7. Toraja Woven Cloth

Toraja woven cloth is one of ancestral heritages that is preserved until this day. It has a very high importance and meaning in Toraja culture, which symbolizes the bond between human kind and nature. This woven cloth holds an important role in various cultural ceremonies and also symbolizes wealth. In older era, a bundle of woven cloth was used to pay taxes and a symbol of peace in a war between the aristocrats. Therefore, only certain people who have those cloths, such as the aristocrats or those who are wealthy. To get this cloth, they had to trade it with livestock that had a high value – buffalos, for example.

8. Troso Woven Cloth

Troso ikat weave or troso woven cloth is a handmade weave craft from Desa Troso, Jepara. Troso woven cloth is a result of weaving the strands of pakan or lungsin threads which are tied and dyed – using non-machine weaving tool. Ikat cloth can be sewn as clothes or fashion accessories, furniture cloth covers, or interior décor.

9. Dayak Woven Cloth

Today, Dayak ikat woven cloth can only be found in Sintang and Kapuas Hulu Regency, although it was well-known by all people in West Kalimantan. Back in the day, people would always weave to kill boredom and get some money when they were relaxing after done with farming. Thus, weaving was done mostly by Dayak women. They also learned to weave on their own.

10. Lombok Woven Cloth

Lombok also has their own woven cloth from the Sasak tribe. This manually woven cloth has their own diverse motif with the price ranging from tens of thousands untuk million rupiah, in accordance to the level of softness of each cloth. This Sasak woven cloth can be used or recycled into a new product. For example, a piece of Sasak woven cloth can be transformed into clothes, tablecloths, bags, or interior décor accessories. In conclusion, Sasak woven cloth has triggered the development of SMEs and increasing the welfare of the people.

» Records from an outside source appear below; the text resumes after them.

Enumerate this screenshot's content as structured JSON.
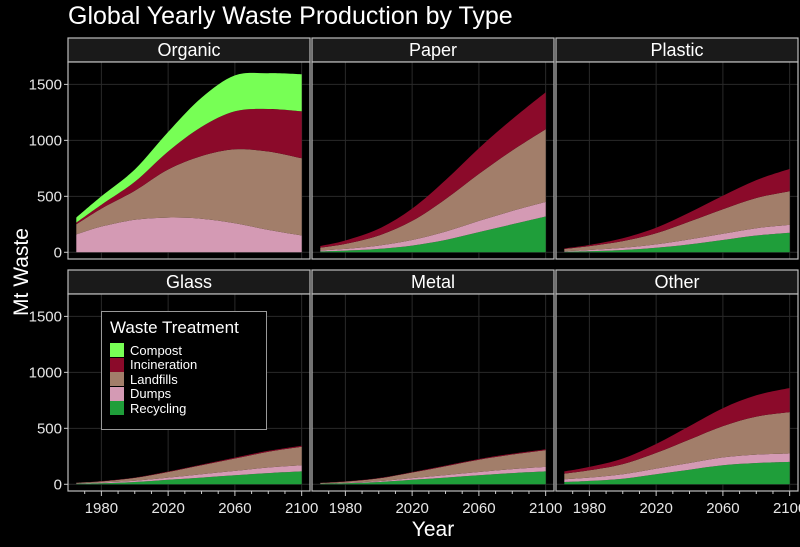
{
  "title": "Global Yearly Waste Production by Type",
  "legend": {
    "title": "Waste Treatment",
    "items": [
      {
        "label": "Compost",
        "color": "#77ff55"
      },
      {
        "label": "Incineration",
        "color": "#8b0a2a"
      },
      {
        "label": "Landfills",
        "color": "#a27e6a"
      },
      {
        "label": "Dumps",
        "color": "#d49ab4"
      },
      {
        "label": "Recycling",
        "color": "#1f9e3a"
      }
    ]
  },
  "chart_data": {
    "type": "area",
    "title": "Global Yearly Waste Production by Type",
    "xlabel": "Year",
    "ylabel": "Mt Waste",
    "x": [
      1965,
      1980,
      2000,
      2020,
      2040,
      2060,
      2080,
      2100
    ],
    "xticks": [
      1980,
      2020,
      2060,
      2100
    ],
    "yticks": [
      0,
      500,
      1000,
      1500
    ],
    "xlim": [
      1960,
      2105
    ],
    "ylim": [
      -60,
      1700
    ],
    "stack_order": [
      "Recycling",
      "Dumps",
      "Landfills",
      "Incineration",
      "Compost"
    ],
    "grid": true,
    "legend_position": "inside lower-left",
    "panels": [
      {
        "label": "Organic",
        "series": [
          {
            "name": "Recycling",
            "values": [
              0,
              0,
              0,
              0,
              0,
              0,
              0,
              0
            ]
          },
          {
            "name": "Dumps",
            "values": [
              160,
              230,
              290,
              310,
              300,
              260,
              200,
              150
            ]
          },
          {
            "name": "Landfills",
            "values": [
              90,
              160,
              260,
              430,
              560,
              660,
              700,
              690
            ]
          },
          {
            "name": "Incineration",
            "values": [
              15,
              35,
              80,
              160,
              260,
              340,
              380,
              420
            ]
          },
          {
            "name": "Compost",
            "values": [
              45,
              75,
              110,
              175,
              260,
              320,
              320,
              330
            ]
          }
        ]
      },
      {
        "label": "Paper",
        "series": [
          {
            "name": "Recycling",
            "values": [
              8,
              15,
              30,
              60,
              110,
              180,
              250,
              320
            ]
          },
          {
            "name": "Dumps",
            "values": [
              8,
              15,
              30,
              50,
              75,
              100,
              120,
              130
            ]
          },
          {
            "name": "Landfills",
            "values": [
              25,
              45,
              90,
              170,
              290,
              420,
              540,
              650
            ]
          },
          {
            "name": "Incineration",
            "values": [
              15,
              30,
              60,
              110,
              170,
              230,
              280,
              330
            ]
          },
          {
            "name": "Compost",
            "values": [
              0,
              0,
              0,
              0,
              0,
              0,
              0,
              0
            ]
          }
        ]
      },
      {
        "label": "Plastic",
        "series": [
          {
            "name": "Recycling",
            "values": [
              5,
              10,
              20,
              40,
              70,
              110,
              150,
              175
            ]
          },
          {
            "name": "Dumps",
            "values": [
              5,
              10,
              20,
              30,
              45,
              55,
              65,
              70
            ]
          },
          {
            "name": "Landfills",
            "values": [
              20,
              35,
              60,
              100,
              160,
              220,
              270,
              300
            ]
          },
          {
            "name": "Incineration",
            "values": [
              5,
              10,
              25,
              50,
              80,
              120,
              160,
              200
            ]
          },
          {
            "name": "Compost",
            "values": [
              0,
              0,
              0,
              0,
              0,
              0,
              0,
              0
            ]
          }
        ]
      },
      {
        "label": "Glass",
        "series": [
          {
            "name": "Recycling",
            "values": [
              5,
              10,
              20,
              40,
              60,
              80,
              100,
              115
            ]
          },
          {
            "name": "Dumps",
            "values": [
              3,
              6,
              12,
              20,
              30,
              40,
              50,
              55
            ]
          },
          {
            "name": "Landfills",
            "values": [
              5,
              10,
              25,
              50,
              80,
              110,
              140,
              165
            ]
          },
          {
            "name": "Incineration",
            "values": [
              1,
              2,
              3,
              4,
              6,
              8,
              9,
              10
            ]
          },
          {
            "name": "Compost",
            "values": [
              0,
              0,
              0,
              0,
              0,
              0,
              0,
              0
            ]
          }
        ]
      },
      {
        "label": "Metal",
        "series": [
          {
            "name": "Recycling",
            "values": [
              5,
              10,
              20,
              40,
              60,
              80,
              100,
              115
            ]
          },
          {
            "name": "Dumps",
            "values": [
              2,
              4,
              8,
              15,
              22,
              30,
              36,
              40
            ]
          },
          {
            "name": "Landfills",
            "values": [
              5,
              10,
              25,
              50,
              80,
              110,
              130,
              150
            ]
          },
          {
            "name": "Incineration",
            "values": [
              1,
              2,
              3,
              4,
              5,
              6,
              7,
              8
            ]
          },
          {
            "name": "Compost",
            "values": [
              0,
              0,
              0,
              0,
              0,
              0,
              0,
              0
            ]
          }
        ]
      },
      {
        "label": "Other",
        "series": [
          {
            "name": "Recycling",
            "values": [
              20,
              30,
              50,
              90,
              130,
              170,
              190,
              200
            ]
          },
          {
            "name": "Dumps",
            "values": [
              25,
              30,
              40,
              50,
              60,
              70,
              75,
              75
            ]
          },
          {
            "name": "Landfills",
            "values": [
              50,
              65,
              90,
              140,
              210,
              280,
              340,
              370
            ]
          },
          {
            "name": "Incineration",
            "values": [
              20,
              30,
              50,
              80,
              120,
              160,
              190,
              215
            ]
          },
          {
            "name": "Compost",
            "values": [
              0,
              0,
              0,
              0,
              0,
              0,
              0,
              0
            ]
          }
        ]
      }
    ]
  }
}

11. Lampung/Tapis Woven Cloth

Inuh and Bidak Galah Napuh ikat weave are the oldest weave in Lampung. Inuh ikat weave was originally worn by women on their wedding day. Women who wore it had to be wives from the eldest son in the family. In that era, not all woman could wear inuh cloth, while bidak galah ikat weave could only be worn for traditional ceremonies for men and women. The difference between these two lies in the motifs. Inuh ikat weave has a more diverse motif such as plants, boats and traditional houses, while bidak galah napuh weave motif is little spots from animal skin. Napuh is a type of animal like mousedeer, that has little spots on their neck. Inuh ikat woven cloth is commonly worn in traditional ceremonies. However, its utility has been shifted in this modern era – this cloth is now mostly worn for fashion style with the approval of the people.

12. Bali Endek Weave

Bali ikat weave or Endek is one of the cultural product which was originally worn only by the elders and aristocrats. Nowadays, almost all Balinese wear it for big ceremonies or go praying in the Pura. Bali Endek cloth are mostly designed and produced for the local market in Bali, which explains why the colors, motifs, and designs are made in accordance to the people’s likings. The creative process in making Endek has made this cloth as one of Bali’s unique cultural identity. The harmony in the life of Endek crafters has given many inspirations to the more attractive Endek designs. In the process of making Endek, there is a term called ‘Nyantri’: a process of brushing colors with bamboo brush on particular parts. There are some rituals involved in making Endek, and the people are still using traditional weaving tool to produce high quality cloths.